柏原市立歴史資料館の安村館長 韓国を訪問 公州大学校で講演 現地の研究者らと交流

2013年6月27日

 柏原市立歴史資料館(同市高井田)の安村俊史館長が、韓国公州大学校百済文化研究所の招きで、6月24日から26日の日程で韓国を訪問、同大学校で開催された講演会で講師を務めたほか、同大学校の尹龍●(ユン・ヨンヒョク)教授ら現地の研究者と古代日韓の文化交流について意見を交換するなどした。

 柏原市内には、百済からの渡来人の墓と見られる平尾山古墳群や百済の武寧王陵と瓜二つの火熨斗(ひのし)が出土し百済の王族の墓と考えられる高井田山古墳など、古代日韓の文化交流を示す遺跡が多数残されている。こうしたところから、平成23年10月に当時の岡本泰明市長を団長とする日韓古代文化交流視察団が韓国公州市や扶余郡などを訪問したほか、昨年10月には同市内の歴史愛好市民のグループが同地を訪問、古代の文化交流を示す遺跡を視察するとともに現地の市民と交流するなどした。安村館長もこれらの視察に同行、尹教授らと交流したほか、昨年10月の韓国訪問前に柏原市立市民文化会館リビエールホール(同市安堂町)で開催された百済の昆支王をテーマにした国際シンポジウムでは徐程錫(ソ・ジョンソク)公州大学校教授らとともに基調講演の講師を務めるなどしている。今回の訪問もこうした交流の延長として行われた。

 今回、同大学校での講演会は、25日午後1時から「5~6世紀、東アジアにおける百済と倭」をメインテーマに同大学校本館3階大会議室で開催された。同百済文化研究所が主催した。金鉉球(キム・ヒュンク)高麗大学校名誉教授による基調講演の後、「5~6世紀、百済対倭外交の推移とその類型」、「6世紀、百済系渡来人と仏教」など四つのサブテーマごとに講演と討論が行われた。研究者や一般市民ら計約60人が参加した。

 安村館長は、「畿内初期横穴式石室にみる百済の影響」をサブテーマに講演、李勲(イ・フン)忠清南道歴史文化研究院歴史文化研究所長と討論した。日本からは、安村館長とともに大阪国際大学の笠井敏光教授も参加しており、安村館長に続いて「昆支王と飛鳥千塚古墳群」をサブテーマに講演し、金洛中(キム・ナジュン)全北大学校教授と討論した。「5~6世紀、百済対倭外交の推移とその類型」は漢城大学校の李在碩(イ・チョソク)教授が講師を務め、「6世紀、百済系渡来人と仏教」は忠清南道歴史文化研究院の朴宰用(パク・チェヨン)博士が講師を務めた。
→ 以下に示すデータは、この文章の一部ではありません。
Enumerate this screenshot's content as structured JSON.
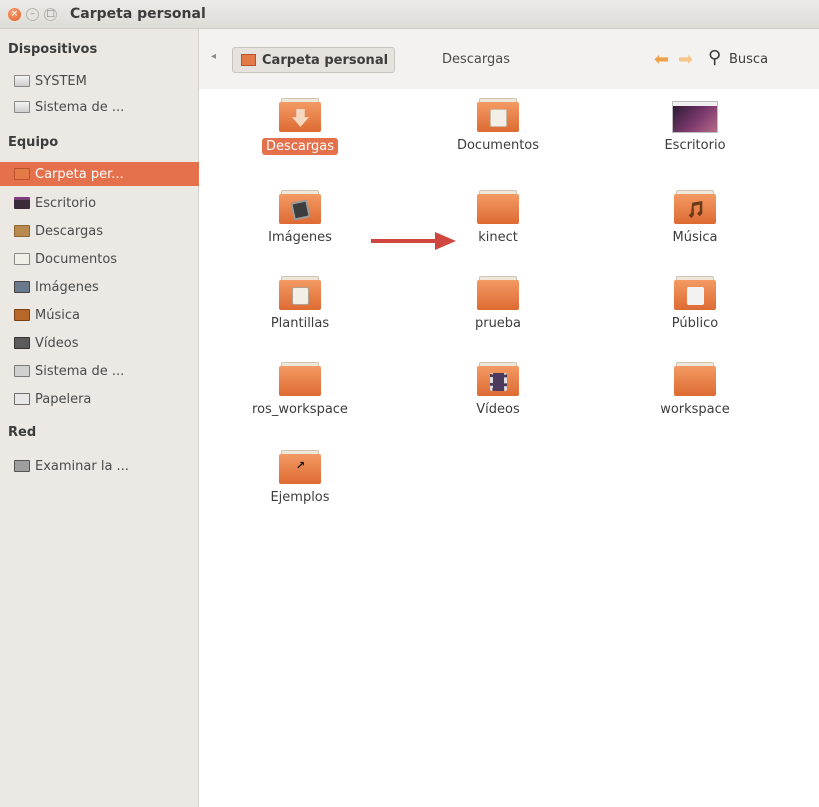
{
  "window": {
    "title": "Carpeta personal",
    "buttons": [
      "close",
      "minimize",
      "maximize"
    ]
  },
  "sidebar": {
    "sections": [
      {
        "heading": "Dispositivos",
        "items": [
          {
            "label": "SYSTEM",
            "icon": "drive-icon"
          },
          {
            "label": "Sistema de ...",
            "icon": "drive-icon"
          }
        ]
      },
      {
        "heading": "Equipo",
        "items": [
          {
            "label": "Carpeta per...",
            "icon": "home-folder-icon",
            "selected": true
          },
          {
            "label": "Escritorio",
            "icon": "desktop-icon"
          },
          {
            "label": "Descargas",
            "icon": "downloads-icon"
          },
          {
            "label": "Documentos",
            "icon": "documents-icon"
          },
          {
            "label": "Imágenes",
            "icon": "pictures-icon"
          },
          {
            "label": "Música",
            "icon": "music-icon"
          },
          {
            "label": "Vídeos",
            "icon": "videos-icon"
          },
          {
            "label": "Sistema de ...",
            "icon": "filesystem-icon"
          },
          {
            "label": "Papelera",
            "icon": "trash-icon"
          }
        ]
      },
      {
        "heading": "Red",
        "items": [
          {
            "label": "Examinar la ...",
            "icon": "network-icon"
          }
        ]
      }
    ]
  },
  "toolbar": {
    "path_active": "Carpeta personal",
    "path_next": "Descargas",
    "search_label": "Busca",
    "back_icon": "back-arrow-icon",
    "forward_icon": "forward-arrow-icon"
  },
  "files": [
    {
      "label": "Descargas",
      "icon": "downloads-folder",
      "selected": true
    },
    {
      "label": "Documentos",
      "icon": "documents-folder"
    },
    {
      "label": "Escritorio",
      "icon": "desktop-folder"
    },
    {
      "label": "Imágenes",
      "icon": "pictures-folder"
    },
    {
      "label": "kinect",
      "icon": "folder"
    },
    {
      "label": "Música",
      "icon": "music-folder"
    },
    {
      "label": "Plantillas",
      "icon": "templates-folder"
    },
    {
      "label": "prueba",
      "icon": "folder"
    },
    {
      "label": "Público",
      "icon": "public-folder"
    },
    {
      "label": "ros_workspace",
      "icon": "folder"
    },
    {
      "label": "Vídeos",
      "icon": "videos-folder"
    },
    {
      "label": "workspace",
      "icon": "folder"
    },
    {
      "label": "Ejemplos",
      "icon": "examples-link-folder"
    }
  ],
  "annotation": {
    "arrow_color": "#d0473f",
    "points_to": "kinect"
  },
  "colors": {
    "accent": "#e4714c",
    "sidebar_bg": "#ece9e4",
    "folder_orange": "#e8743c"
  }
}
その後、総合討論が行われ、午後6時過ぎに終了した。参加者らは、日本に残る百済文化の影響に興味をひかれたようすで、安村館長らの講演に熱心に聞き入っていた。

 今回の訪問を終えた安村館長は、帰国後、「高井田山古墳が百済と強い関係にあることが韓国の研究者にも理解いただけた。今回の講演が、今後の両国の研究と友好に寄与できることを願っている」などと話していた。
●火へんに赤ふたつ

 

【百済(くだら、ペクチェ)】

 4世紀半ばから7世紀後半まで、朝鮮半島にあった国。日本の古代文化の形成に大きな影響を与えた。聖明王(第26代国王)が仏像や経論を日本に伝えたほか、論語や千字文を伝えたとされる王仁(わに)を始め、学者や僧、技術者など、百済からの渡来者も少なくない。西暦660年、滅亡。当時、日本は、百済再興のために軍を派遣したが、西暦663年、唐・新羅連合軍によって白村江(はくすきのえ・はくそんこう)で大敗した。

 

【高井田山古墳】

 直径約20メートルの円墳。5世紀後半の築造と見られ、近畿地方で最古級の横穴式石室を持つ。古墳の規模や築造時期など、韓国の武寧王陵と共通点が多く、二つの古墳からは、ともに火熨斗(ひのし)型青銅製品や金層ガラス製品(装身具)が出土している。武寧王陵には王妃が合葬されているが、高井田山古墳にも2人が埋葬されており1人は女性だと見られている。昆支王の墓の可能性が示唆されている。

 

【昆支王(こんき・おう)】

 百済の国王(第21代)・蓋鹵王(がいろ・おう)の弟で、東城王(第24代国王)と武寧王(第25代国王)の父と考えられる人物。西暦461年ごろ、人質として当時の日本に送られた。羽曳野市飛鳥には、昆支王を祭神とする飛鳥戸(あすかべ)神社がある。

 

【武寧王】

 6世紀初めごろの百済の国王(第25代)で、百済中興の祖といわれる。日本生まれだとされる。